René Rémond distinguait trois droites : légitimiste, orléaniste et bonapartiste. Cette distinction est parfois remise en question. Le libéralisme d'une part, l'étatisme d'autre part, vous semblent-ils de « gauche » ou de « droite » ?
Premièrement, la droite légitimiste n'existe plus qu'à l'état résiduel. La droite « orléaniste », soit la droite d'affaires, représente désormais un spectre allant de Daniel Cohn-Bendit à Alain Madelin en passant par le Medef et DSK. Elle n'est pas plus de droite que de gauche : il s'agit seulement d'un consortium informe et transnational. Quant à la droite bonapartiste, ou gaullienne dirions-nous, pour reprendre une définition plus contemporaine, on peut la situer du côté du Front national, surtout dans sa version mariniste, mouvement allant bien au-delà de la droite et de la gauche. Quant à l'étatisme et au libéralisme, ils ne me semblent pas être sujets à clivage entre gauche et droite. Voyez trois grands pays menant une politique alternative, Russie, Iran et Turquie. L’État y est fort et la liberté d'entreprendre encouragée. Comme quoi il est possible d'être à la fois étatiste et libéral - au sens ancien du terme, celui de Frédéric Bastiat, par exemple - sans qu'il faille pour autant faire appel aux termes de « droite » ou de « gauche ».
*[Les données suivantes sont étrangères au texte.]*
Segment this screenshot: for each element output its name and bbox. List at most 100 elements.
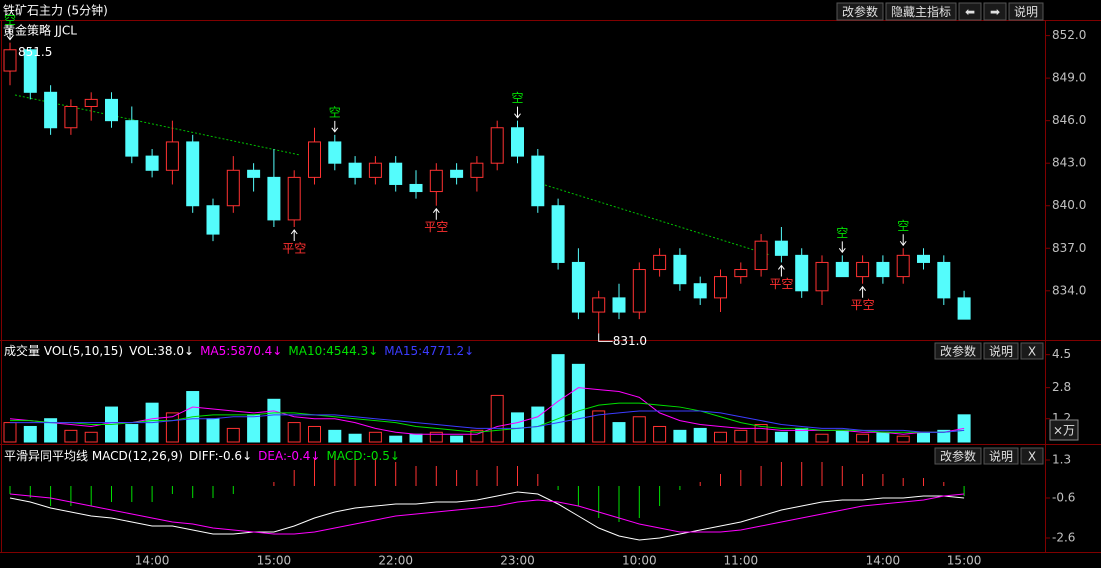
candle-body	[64, 105, 78, 129]
y-tick-label: 1.3	[1052, 453, 1071, 467]
candle-body	[328, 141, 342, 164]
button-frame[interactable]	[958, 2, 982, 21]
volume-bar	[308, 425, 321, 443]
unit-button[interactable]: ×万	[1049, 419, 1079, 441]
panel-header: 成交量 VOL(5,10,15) VOL:38.0↓ MA5:5870.4↓ MA10…	[4, 343, 474, 358]
button-label[interactable]: 改参数	[940, 449, 976, 464]
button-frame[interactable]	[1049, 419, 1079, 441]
button-label[interactable]: 说明	[989, 344, 1013, 359]
button[interactable]: X	[1020, 447, 1044, 465]
candle-body	[653, 254, 667, 271]
button-label[interactable]: ×万	[1053, 424, 1075, 438]
button-label[interactable]: 改参数	[842, 4, 878, 19]
candle-body	[795, 254, 809, 292]
candle-body	[165, 141, 179, 171]
button[interactable]: ⬅	[958, 2, 982, 21]
button[interactable]: 隐藏主指标	[885, 2, 957, 21]
short-signal: 空	[329, 105, 341, 119]
button[interactable]: 说明	[1008, 2, 1044, 21]
volume-bar	[287, 422, 301, 443]
max-price-label: 851.5	[18, 45, 52, 59]
candle-body	[937, 261, 951, 299]
short-signal: 空	[4, 13, 16, 27]
button-label[interactable]: 隐藏主指标	[891, 4, 951, 19]
candle-body	[348, 162, 362, 178]
volume-bar	[856, 433, 870, 443]
y-tick-label: 852.0	[1052, 28, 1086, 42]
cover-signal: 平空	[424, 220, 448, 234]
candle-body	[247, 169, 261, 178]
candle-body	[429, 169, 443, 193]
button[interactable]: 改参数	[934, 342, 982, 360]
candle-body	[206, 205, 220, 235]
candle-body	[84, 98, 98, 107]
volume-bar	[815, 433, 829, 443]
volume-bar	[673, 429, 687, 443]
volume-bar	[206, 418, 220, 443]
button-label[interactable]: 说明	[989, 449, 1013, 464]
min-marker	[598, 333, 613, 342]
button-label[interactable]: X	[1028, 345, 1036, 359]
volume-bar	[247, 414, 261, 443]
button-label[interactable]: ⬅	[965, 5, 975, 19]
button-label[interactable]: 说明	[1014, 4, 1038, 19]
button-frame[interactable]	[983, 2, 1007, 21]
macd-line	[9, 493, 965, 535]
button[interactable]: 改参数	[836, 2, 884, 21]
button-label[interactable]: X	[1028, 450, 1036, 464]
button[interactable]: 说明	[983, 342, 1019, 360]
candle-body	[774, 240, 788, 256]
candle-body	[511, 127, 524, 157]
button-label[interactable]: ➡	[990, 5, 1000, 19]
candle-body	[714, 276, 727, 299]
button[interactable]: 改参数	[934, 447, 982, 465]
volume-bar	[226, 427, 240, 443]
button-frame[interactable]	[934, 342, 982, 360]
button-frame[interactable]	[885, 2, 957, 21]
volume-bar	[125, 424, 139, 443]
volume-bar	[632, 416, 646, 443]
volume-ma-line	[10, 410, 965, 433]
volume-bar	[876, 431, 890, 443]
button-label[interactable]: 改参数	[940, 344, 976, 359]
y-tick-label: 837.0	[1052, 241, 1086, 255]
x-tick-label: 14:00	[866, 554, 901, 568]
signal-arrow	[514, 106, 521, 119]
candle-body	[876, 261, 890, 278]
legend-entry: MACD:-0.5↓	[326, 449, 399, 463]
candle-body	[186, 141, 200, 207]
button-frame[interactable]	[1020, 342, 1044, 360]
candle-body	[673, 254, 687, 285]
button-frame[interactable]	[1020, 447, 1044, 465]
candle-body	[44, 91, 58, 129]
signal-arrow	[778, 264, 785, 277]
volume-bar	[896, 435, 910, 443]
button-frame[interactable]	[983, 447, 1019, 465]
button-frame[interactable]	[983, 342, 1019, 360]
volume-bar	[328, 429, 342, 443]
volume-bar	[835, 429, 849, 443]
button-frame[interactable]	[836, 2, 884, 21]
signal-arrow	[432, 207, 440, 220]
button[interactable]: X	[1020, 342, 1044, 360]
y-tick-label: 840.0	[1052, 198, 1086, 212]
button-frame[interactable]	[1008, 2, 1044, 21]
volume-bar	[3, 422, 17, 443]
legend-entry: VOL:38.0↓	[129, 344, 194, 358]
x-tick-label: 10:00	[622, 554, 657, 568]
signal-arrow	[899, 234, 907, 247]
button[interactable]: ➡	[983, 2, 1007, 21]
cover-signal: 平空	[769, 277, 793, 291]
x-tick-label: 22:00	[378, 554, 413, 568]
button[interactable]: 说明	[983, 447, 1019, 465]
candle-body	[23, 49, 37, 93]
x-tick-label: 15:00	[257, 554, 292, 568]
volume-bar	[734, 429, 748, 443]
x-tick-label: 11:00	[724, 554, 759, 568]
button-frame[interactable]	[934, 447, 982, 465]
y-tick-label: 843.0	[1052, 156, 1086, 170]
legend-entry: DIFF:-0.6↓	[189, 449, 252, 463]
volume-bar	[714, 431, 727, 443]
volume-ma-line	[9, 387, 965, 435]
Le cosmopolitisme et l'internationalisme vous paraissent-ils constitutifs de la gauche ?
Non. Les empires austro-hongrois et ottomans étaient cosmopolites, multiconfessionnels et pluriethniques, tout en respectant les spécificités de chacun. Étaient-ils de « gauche » pour autant ? Charles Maurras appelait de ses vœux une internationale des rois. Au siècle dernier, les non-alignés incarnaient également une forme d'internationalisme ayant tenté, sans succès malheureusement, d'ouvrir une troisième voie entre blocs soviétique et américain. Le Vatican est peut-être la dernière internationale cosmopolite qui tente, vaille que vaille, de résister à celle du fric et des trusts.
À quoi attribuez-vous la domination culturelle, médiatique et intellectuelle de la gauche ?
Si la droite était intellectuellement moins paresseuse, elle fournirait sûrement plus d'intellectuels. Et ne me faites pas le coup de l'épuration de 1945 et de la mainmise du PC sur les médias ! Dans les années 1970, Jean-François Chiappe avait son rond de serviette sur France Inter. La pensée était autrement plus libre à l'époque du gaullo-communisme, situation qui a changé avec l’arrivée aux commandes des vieux-jeunes cons de Mai 68. Et puis, à l'exception notoire d'un Alain de Benoist, tous les intellectuels aujourd'hui classés à droite, voire à l'extrême droite, viennent tous plus ou moins de la gauche : Jean-Claude Michéa, Alain Soral, Philippe Muray et même Alain Finkielkraut, en comptant large. Ce n'est pas la faute de Canal +, de Libération ou de la censure « socialo-communiste » si un mouvement tel que l'Action française, pour ne citer qu'elle, a été incapable, depuis la mort de Charles Maurras, de fournir un intellectuel digne de ce nom. Des pamphlétaires inégalables, oui. Des polémistes, sans aucun doute. Mais des penseurs, tels que Jean Baudrillard ou Emmanuel Todd, non. La droite a certes du panache et de l'allure, mais comme elle estime que les intellos sont tous plus ou moins des inutiles nuisibles, il ne faut pas ensuite s'étonner que la gauche occupe un terrain qu'elle a déserté de longue date.
Après, bien sûr, il y a la censure des bien-pensants. Mais ce phénomène est plus conjoncturel que structurel. La faiblesse des penseurs de droite n'est pas imputable à la gauche, mais à l’absence de pensée de droite.